Kekerasan yang menimpa tokoh agama menjadi bukti bahwa kelompok sosial ini merupakan kelompok yang rentan.
Padahal, menurutnya tokoh agama sangat membantu tugas pemerintah dalam menyadarkan masyarakat pada setiap kebijakan.
“Tokoh agama mengemban tugas yang mulia sekaligus berisiko di tengah masyarakat. Keberadaan mereka menjadi vital dalam membantu negara melaksanakan tanggung jawabnya untuk membentuk warga negara yang beriman, bertakwa, dan berakhlak mulia,” tuturnya.
Meski demikian, ia menyadari bahwa kedudukan tokoh agama memang penuh risiko lantaran mengemban tugas yang sensitif di tengah masyarakat Indonesia yang heterogen.
Maka dari itu, ia berpendapat bahwa diperlukan perangkat hukum Lex Specialis untuk memberikan perlindungan yang komprehensif dan sistematis bagi tokoh agama.
“Apakah kita tidak resah dengan kekerasan yang terus berulang? Teror ini harus dihentikan. Insiden belakangan ini semestinya membuat kita mulai berpikir pada usaha pencegahan yang bersifat sistematis dan komprehensif.

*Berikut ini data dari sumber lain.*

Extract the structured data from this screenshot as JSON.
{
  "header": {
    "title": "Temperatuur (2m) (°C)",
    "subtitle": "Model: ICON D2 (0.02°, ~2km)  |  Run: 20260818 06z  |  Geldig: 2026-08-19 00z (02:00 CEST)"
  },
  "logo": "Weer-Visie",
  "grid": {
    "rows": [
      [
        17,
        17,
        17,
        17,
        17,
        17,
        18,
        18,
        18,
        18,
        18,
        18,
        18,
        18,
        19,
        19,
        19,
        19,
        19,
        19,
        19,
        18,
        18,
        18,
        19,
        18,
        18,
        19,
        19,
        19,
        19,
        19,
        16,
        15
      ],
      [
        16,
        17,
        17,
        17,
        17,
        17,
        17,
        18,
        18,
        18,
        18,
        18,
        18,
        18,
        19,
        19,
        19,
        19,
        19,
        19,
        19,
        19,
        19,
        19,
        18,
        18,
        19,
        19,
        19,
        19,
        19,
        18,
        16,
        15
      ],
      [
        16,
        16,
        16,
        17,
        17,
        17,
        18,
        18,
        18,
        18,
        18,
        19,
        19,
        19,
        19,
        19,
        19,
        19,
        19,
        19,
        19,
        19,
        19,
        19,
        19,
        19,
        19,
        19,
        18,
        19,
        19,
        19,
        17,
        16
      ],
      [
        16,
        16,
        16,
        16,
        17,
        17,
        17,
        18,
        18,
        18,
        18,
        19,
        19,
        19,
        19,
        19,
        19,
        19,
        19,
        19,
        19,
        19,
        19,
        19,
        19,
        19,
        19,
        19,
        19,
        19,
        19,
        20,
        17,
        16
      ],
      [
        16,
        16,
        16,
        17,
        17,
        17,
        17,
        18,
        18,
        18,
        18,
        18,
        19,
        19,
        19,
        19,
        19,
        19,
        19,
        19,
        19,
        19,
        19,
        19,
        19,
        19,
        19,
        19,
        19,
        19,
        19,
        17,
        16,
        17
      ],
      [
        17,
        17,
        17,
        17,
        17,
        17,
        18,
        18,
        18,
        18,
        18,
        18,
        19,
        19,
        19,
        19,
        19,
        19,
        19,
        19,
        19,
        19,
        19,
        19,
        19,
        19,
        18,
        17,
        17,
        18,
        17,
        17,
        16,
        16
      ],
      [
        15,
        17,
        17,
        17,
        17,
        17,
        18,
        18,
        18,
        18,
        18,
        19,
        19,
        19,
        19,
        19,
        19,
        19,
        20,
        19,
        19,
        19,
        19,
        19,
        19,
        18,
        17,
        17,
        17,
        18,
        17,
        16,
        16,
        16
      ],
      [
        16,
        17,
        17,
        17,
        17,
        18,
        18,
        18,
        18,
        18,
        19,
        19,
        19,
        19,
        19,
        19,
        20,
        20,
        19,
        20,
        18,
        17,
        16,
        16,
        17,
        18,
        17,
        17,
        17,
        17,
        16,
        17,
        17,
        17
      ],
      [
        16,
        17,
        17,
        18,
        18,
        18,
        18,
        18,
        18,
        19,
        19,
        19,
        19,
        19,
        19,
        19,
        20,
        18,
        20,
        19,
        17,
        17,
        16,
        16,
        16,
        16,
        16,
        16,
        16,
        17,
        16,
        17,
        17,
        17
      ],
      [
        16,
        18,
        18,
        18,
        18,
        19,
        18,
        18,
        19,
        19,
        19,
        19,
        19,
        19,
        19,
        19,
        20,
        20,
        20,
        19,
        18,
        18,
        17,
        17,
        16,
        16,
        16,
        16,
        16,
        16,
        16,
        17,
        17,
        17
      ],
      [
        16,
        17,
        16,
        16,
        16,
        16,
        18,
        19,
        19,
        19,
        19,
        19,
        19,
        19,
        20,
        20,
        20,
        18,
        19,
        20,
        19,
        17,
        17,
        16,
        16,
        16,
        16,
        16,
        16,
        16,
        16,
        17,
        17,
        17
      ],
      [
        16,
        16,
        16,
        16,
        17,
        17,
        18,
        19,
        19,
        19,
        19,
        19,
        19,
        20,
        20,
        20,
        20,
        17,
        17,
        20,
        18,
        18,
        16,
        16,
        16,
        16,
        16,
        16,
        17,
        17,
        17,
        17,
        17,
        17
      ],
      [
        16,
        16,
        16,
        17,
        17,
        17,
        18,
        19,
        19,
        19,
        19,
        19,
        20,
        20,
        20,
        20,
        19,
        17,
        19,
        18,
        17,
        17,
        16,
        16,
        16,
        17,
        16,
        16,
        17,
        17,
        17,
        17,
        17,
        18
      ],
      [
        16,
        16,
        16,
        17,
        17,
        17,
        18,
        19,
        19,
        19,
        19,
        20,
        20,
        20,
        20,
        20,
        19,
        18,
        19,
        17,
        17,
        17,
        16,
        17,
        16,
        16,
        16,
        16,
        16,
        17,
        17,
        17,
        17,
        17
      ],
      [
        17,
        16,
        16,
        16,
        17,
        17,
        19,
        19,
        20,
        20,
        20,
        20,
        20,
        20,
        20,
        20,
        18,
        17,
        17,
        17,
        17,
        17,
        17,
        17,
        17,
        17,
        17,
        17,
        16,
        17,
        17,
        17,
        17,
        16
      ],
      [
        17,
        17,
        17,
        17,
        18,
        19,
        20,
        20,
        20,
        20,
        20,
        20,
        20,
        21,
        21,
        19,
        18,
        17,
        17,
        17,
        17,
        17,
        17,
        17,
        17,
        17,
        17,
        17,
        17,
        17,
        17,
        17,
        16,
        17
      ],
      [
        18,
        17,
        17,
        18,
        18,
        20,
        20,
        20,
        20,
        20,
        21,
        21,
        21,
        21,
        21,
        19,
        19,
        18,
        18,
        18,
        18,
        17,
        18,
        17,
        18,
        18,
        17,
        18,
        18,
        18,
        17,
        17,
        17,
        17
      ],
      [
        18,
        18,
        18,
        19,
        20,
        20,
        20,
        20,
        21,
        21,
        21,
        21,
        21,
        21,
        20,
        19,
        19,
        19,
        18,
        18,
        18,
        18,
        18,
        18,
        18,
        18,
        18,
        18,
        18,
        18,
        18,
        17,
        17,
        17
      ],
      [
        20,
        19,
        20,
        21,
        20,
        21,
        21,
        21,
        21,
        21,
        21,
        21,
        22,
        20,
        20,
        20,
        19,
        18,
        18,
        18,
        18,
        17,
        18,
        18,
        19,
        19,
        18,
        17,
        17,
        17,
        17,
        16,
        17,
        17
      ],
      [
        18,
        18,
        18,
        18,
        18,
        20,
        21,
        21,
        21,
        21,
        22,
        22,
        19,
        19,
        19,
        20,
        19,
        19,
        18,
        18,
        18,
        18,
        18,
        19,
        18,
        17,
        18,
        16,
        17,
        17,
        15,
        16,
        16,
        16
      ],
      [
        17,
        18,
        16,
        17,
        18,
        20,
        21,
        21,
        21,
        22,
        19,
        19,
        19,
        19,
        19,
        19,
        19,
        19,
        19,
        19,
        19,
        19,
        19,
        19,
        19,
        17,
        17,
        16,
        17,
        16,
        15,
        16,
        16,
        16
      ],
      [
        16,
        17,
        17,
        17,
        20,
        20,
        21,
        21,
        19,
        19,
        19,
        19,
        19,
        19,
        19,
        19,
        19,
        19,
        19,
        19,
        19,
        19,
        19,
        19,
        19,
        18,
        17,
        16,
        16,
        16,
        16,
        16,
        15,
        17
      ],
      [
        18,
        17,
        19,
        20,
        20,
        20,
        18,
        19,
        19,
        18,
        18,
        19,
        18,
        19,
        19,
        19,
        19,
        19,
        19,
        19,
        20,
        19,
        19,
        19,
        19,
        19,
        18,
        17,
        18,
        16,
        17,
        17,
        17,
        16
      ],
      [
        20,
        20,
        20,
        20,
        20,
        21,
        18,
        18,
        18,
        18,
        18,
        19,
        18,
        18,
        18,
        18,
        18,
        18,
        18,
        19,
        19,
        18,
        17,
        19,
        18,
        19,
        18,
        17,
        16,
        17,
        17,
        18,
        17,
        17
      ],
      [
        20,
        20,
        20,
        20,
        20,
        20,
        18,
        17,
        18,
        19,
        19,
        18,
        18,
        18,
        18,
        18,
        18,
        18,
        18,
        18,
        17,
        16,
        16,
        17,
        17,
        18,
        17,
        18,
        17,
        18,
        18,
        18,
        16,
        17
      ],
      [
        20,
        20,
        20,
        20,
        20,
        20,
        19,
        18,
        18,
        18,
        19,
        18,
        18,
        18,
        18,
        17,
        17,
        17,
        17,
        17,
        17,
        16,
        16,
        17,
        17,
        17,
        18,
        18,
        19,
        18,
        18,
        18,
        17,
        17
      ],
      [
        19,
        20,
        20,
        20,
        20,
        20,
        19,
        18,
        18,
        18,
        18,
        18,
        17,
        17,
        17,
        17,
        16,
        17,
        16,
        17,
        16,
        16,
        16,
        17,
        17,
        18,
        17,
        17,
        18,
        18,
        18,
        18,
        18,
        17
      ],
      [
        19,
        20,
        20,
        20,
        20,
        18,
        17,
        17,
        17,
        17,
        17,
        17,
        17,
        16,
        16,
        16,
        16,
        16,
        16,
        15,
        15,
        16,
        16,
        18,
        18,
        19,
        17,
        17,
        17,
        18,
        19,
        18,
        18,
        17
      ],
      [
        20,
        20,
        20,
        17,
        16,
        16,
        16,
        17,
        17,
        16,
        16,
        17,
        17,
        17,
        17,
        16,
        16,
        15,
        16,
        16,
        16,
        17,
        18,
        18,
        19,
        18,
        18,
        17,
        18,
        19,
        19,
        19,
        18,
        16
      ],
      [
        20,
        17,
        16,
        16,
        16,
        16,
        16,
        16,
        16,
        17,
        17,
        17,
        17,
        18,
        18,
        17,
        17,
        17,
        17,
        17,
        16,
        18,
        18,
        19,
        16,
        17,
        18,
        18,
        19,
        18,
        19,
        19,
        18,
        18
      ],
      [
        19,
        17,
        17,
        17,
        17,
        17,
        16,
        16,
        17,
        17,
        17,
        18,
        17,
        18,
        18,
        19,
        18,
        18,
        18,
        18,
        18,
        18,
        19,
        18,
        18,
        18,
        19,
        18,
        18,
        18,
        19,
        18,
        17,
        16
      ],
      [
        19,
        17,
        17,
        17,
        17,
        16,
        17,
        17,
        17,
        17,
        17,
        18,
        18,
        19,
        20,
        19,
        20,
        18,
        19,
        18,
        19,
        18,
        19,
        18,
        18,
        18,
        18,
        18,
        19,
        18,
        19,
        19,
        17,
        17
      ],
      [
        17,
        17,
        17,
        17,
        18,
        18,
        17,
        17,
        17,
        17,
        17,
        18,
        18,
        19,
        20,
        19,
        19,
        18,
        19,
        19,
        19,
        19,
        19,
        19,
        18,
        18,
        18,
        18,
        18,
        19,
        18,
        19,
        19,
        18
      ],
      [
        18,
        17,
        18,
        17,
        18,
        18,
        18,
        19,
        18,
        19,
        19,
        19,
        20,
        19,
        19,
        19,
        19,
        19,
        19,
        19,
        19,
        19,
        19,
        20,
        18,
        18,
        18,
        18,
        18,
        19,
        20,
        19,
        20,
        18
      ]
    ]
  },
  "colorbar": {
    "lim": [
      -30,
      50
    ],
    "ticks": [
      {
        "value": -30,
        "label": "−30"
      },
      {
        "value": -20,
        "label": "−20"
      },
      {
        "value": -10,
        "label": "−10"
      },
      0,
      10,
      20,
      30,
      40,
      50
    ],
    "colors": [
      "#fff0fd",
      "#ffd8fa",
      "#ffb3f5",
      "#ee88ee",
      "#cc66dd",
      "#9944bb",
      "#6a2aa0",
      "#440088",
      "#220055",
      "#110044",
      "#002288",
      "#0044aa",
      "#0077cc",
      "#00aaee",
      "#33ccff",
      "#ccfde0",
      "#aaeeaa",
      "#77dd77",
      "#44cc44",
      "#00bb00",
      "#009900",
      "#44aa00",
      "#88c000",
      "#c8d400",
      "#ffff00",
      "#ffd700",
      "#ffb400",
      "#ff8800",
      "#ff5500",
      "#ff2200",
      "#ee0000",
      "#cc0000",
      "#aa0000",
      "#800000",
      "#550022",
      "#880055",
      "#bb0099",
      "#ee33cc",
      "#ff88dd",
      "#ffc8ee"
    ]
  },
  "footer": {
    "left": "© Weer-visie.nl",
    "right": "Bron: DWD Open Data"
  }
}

Karena itu, saya mendorong agar pembahasan RUU Perlindungan Tokoh Agama dan Simbol Agama bisa segera dilakukan di parlemen.” tuturnya.
Sebelumnya, telah terjadi penembakan yang menewaskan seorang ustaz di Kelurahan Kunciran, Kecamatan Pinang Kota Tangerang oleh Orang Tak Dikenal (OTK).